Stan solleva gli occhi dallo schermo divorandola con lo sguardo in meno di pochi istanti. «Ehi», la saluta allegramente dandole una strizzata sulla guancia.
«Ciao», risponde cantilenante, un po' ubriaca appoggiandosi con una mano sul ripiano in onice del bancone. «Come va?», sorride guardandoci entrambi.
«Bene, tu? Ti stai divertendo?»
Fa una smorfia. «Credo di avere perso Erin. È andata a prendere da bere e non è tornata in pista», ridacchia. «Scusatemi un attimo, vado a prenderla, vi raggiungiamo subito», guarda intensamente Stan e si dilegua tra la folla.
Stan sospira passandomi una mano sul viso prima di bere avidamente.
«Secondo te è andata bene?», prende un altro bicchierino di liquore.
«Le hai detto solo "ehi". Rilassati, Stan. Sei un ammasso di nervi e si nota. È solo Samantha Young, una pasticciera che ti riempirà di panna e ti leccherà tutto se ti comporterai da galantuomo», lo provoco.
Ride rilassandosi. «Sai come calmarmi», ordina un altro giro per entrambi.
Brindiamo poi i miei occhi vagano verso la pista da ballo. Rimango senza fiato, con il bicchiere sulle labbra.
La vedo. Un fascio di luce sulla sua testa che si muove facendo sollevare i capelli che ha piegato in morbide onde. Sta ballando con la sua amica senza lasciarsi andare del tutto.
E mi accorgo delle differenze tra lei e Samantha. Erin è più riservata, attenta, impacciata nonostante abbia bevuto e sia leggermente su di giri; Samantha invece è disinibita, provocatrice, sbadata e un po' troppo diretta. Non che mi dispiaccia un carattere così, ma sono attratto più dalla freddezza della sua amica. Quel suo strano modo di tenersi a debita distanza come se avesse paura di infettarsi.
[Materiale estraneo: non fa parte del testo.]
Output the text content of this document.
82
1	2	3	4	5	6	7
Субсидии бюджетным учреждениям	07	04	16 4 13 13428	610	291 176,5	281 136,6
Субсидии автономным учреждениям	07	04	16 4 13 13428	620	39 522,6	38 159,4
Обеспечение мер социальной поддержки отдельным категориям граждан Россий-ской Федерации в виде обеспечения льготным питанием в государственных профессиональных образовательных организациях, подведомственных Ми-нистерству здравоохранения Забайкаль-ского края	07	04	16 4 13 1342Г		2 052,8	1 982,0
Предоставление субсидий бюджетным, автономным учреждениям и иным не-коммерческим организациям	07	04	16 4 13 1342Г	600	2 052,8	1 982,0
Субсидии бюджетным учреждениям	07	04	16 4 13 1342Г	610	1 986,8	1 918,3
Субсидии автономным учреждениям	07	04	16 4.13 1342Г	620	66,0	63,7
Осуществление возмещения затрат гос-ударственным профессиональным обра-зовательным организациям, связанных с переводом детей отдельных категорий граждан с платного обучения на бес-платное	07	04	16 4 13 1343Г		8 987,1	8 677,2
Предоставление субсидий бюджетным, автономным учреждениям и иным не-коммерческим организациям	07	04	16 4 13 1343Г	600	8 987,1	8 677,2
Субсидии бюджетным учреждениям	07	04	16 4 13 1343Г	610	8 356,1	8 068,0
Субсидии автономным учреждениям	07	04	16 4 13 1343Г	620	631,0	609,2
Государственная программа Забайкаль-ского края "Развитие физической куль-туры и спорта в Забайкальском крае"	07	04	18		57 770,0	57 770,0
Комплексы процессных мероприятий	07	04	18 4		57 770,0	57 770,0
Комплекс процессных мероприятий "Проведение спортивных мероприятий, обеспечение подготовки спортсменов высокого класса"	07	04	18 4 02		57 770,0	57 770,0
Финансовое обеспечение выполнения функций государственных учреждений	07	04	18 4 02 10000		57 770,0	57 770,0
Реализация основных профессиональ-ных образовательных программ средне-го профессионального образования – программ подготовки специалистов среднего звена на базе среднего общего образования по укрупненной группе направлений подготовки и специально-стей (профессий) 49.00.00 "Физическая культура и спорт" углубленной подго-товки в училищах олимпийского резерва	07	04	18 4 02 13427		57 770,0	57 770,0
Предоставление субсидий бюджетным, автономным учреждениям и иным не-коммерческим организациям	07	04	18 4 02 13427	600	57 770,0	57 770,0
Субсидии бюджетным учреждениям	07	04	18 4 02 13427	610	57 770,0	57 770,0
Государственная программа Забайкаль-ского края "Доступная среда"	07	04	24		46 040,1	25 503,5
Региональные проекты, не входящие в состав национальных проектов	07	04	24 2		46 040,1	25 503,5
Poi è di una bellezza senza confronto. Soprattutto quando si morde il labbro ondeggiando in quel modo.
Cazzo, è come un faro nella notte. Ed è così bella con quegli indumenti così semplici addosso e quei tacchi che porta come se non avesse fatto altro nella sua vita. Scommetto che li odia e che ad un certo punto della serata li toglierà.
Di colpo si ferma ascoltando la sua amica.
Samantha le sta dicendo qualcosa all'orecchio ed entrambe si spostano di nuovo verso il bancone.
Un uomo in giacca e cravatta dai capelli lunghi e dalla barba ispida, staccandosi dal gruppo le si avvicina dicendole qualcosa ma lei taglia corto ignorandolo mentre Samantha messaggia con Stan a distanza di qualche metro.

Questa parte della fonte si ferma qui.